Variations of the embodiments of the present invention are not limited to those illustrated and described herein. For example, among many other possible variations, the extended housing 22 could be provided on the lower part 14 of the device and upper part 12 made to fit downwardly into the socket-like space defined by the extended housing 22. The extended housing 22 portion, whether part of the upper 12 or lower 14 part of the device 10, need not be circumferentially and/or axially continuous. Instead, the extended housing can be formed with side openings or as a plurality of legs that fit around the outer perimeter of the opposite mold part 14. Mold cavities 20 for forming multiple ice pieces at the same time could be formed in a single device and could take on a variety of shapes. For the sake of aesthetic appearance, simplicity of construction, and ease of operation, the illustrated embodiment is preferred by the inventor, but many variations may be made without departing from the spirit and scope of the invention. Thus, the scope of my patent protection is to be defined by the following claim or claims, according to accepted doctrines of claim interpretation, including the doctrine of equivalents.

Claims

1. An ice shaping device, comprising:

upper and lower mold parts, at least one of which includes a mold cavity, configured to accommodate an ice chunk blank having a volume larger than the mold cavity between the mold parts, the upper mold part being configured to move toward the lower mold part by gravity; and

the upper and lower mold parts being formed of a material capable of rapidly conducting heat and together having a mass such that, starting at room temperature, the mold parts possess sufficient transferable heat to melt away portions of the ice chunk blank in contact with the upper and lower mold parts, the upper mold part having sufficient mass to apply a significant amount of pressure, under the force of gravity, to portions of the ice chunk blank in contact with the mold parts;

wherein a first one of the upper and lower mold parts has a substantially round predetermined exterior periphery larger than that of the ice chunk blank and the other of the mold parts has a circumferentially continuous extension with a length at least equal to a depth dimension of the mold cavity configured to substantially surround and slidably receive the external periphery of the first mold part as the upper mold part moves toward the lower mold part, the upper mold part being configured to move toward the lower mold part substantially solely by the force of gravity as portions of the ice chunk blank in contact with the mold parts melt away until a remaining portion of the ice chunk blank is shaped in conformity with the cavity, wherein the upper mold part is freely axially rotatable relative to the lower mold part as it moves toward the lower mold part while shaping the ice, and wherein at least one of the mold parts includes a channel to allow water melted from the ice chunk blank to flow away from portions of the mold parts in contact with the ice chunk blank.

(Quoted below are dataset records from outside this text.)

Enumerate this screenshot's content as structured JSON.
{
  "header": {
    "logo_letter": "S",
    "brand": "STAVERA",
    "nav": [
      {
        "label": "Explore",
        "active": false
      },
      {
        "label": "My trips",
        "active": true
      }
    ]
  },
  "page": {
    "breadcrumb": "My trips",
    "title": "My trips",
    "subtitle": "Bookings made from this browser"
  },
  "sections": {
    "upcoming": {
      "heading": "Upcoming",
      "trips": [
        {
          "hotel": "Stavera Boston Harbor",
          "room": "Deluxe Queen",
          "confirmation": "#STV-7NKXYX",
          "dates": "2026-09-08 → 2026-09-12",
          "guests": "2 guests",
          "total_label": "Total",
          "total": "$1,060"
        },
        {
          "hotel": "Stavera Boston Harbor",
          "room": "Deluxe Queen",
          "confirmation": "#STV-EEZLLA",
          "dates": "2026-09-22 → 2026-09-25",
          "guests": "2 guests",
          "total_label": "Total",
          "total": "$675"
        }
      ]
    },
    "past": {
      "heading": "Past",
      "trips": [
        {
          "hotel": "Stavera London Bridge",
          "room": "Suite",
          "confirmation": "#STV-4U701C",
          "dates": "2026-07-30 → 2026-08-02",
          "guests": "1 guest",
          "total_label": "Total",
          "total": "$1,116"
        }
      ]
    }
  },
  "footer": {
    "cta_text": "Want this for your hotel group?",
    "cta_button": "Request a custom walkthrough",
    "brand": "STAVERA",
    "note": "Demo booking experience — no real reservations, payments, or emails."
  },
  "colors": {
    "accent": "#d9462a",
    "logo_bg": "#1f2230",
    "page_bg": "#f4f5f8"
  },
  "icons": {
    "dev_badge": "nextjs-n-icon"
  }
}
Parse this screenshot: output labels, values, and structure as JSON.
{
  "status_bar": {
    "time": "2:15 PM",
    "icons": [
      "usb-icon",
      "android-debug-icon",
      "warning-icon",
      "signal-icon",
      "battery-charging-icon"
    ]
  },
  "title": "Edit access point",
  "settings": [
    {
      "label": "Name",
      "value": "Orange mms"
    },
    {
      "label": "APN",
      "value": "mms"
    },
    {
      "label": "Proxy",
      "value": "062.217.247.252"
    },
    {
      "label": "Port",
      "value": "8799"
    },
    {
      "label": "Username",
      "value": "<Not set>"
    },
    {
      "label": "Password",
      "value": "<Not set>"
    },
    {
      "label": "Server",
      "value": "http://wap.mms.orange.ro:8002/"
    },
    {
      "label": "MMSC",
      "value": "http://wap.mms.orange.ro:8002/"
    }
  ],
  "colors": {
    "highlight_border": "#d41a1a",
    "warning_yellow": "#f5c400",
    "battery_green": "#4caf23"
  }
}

2. The ice shaping device of claim 1, wherein both mold parts include a cavity, each cavity configured to align when the mold parts are moved together.

3. The ice shaping device of claim 1, wherein the mold parts are formed of an aluminum alloy.

4. The ice shaping device of claim 1, wherein at least one of the mold parts includes a channel to allow the cavity to be vented to break any vacuum formed as the mold parts are separated after forming an ice shape.

5. The ice shaping device of claim 1, further comprising a displaceable lift member to displace a shaped ice piece from the cavity.

6. The ice shaping device of claim 1, further comprising vibration dampening material on the extension.

7. The ice shaping device of claim 1, further comprising a polymer coating on surfaces of the upper and lower mold parts that contact the ice.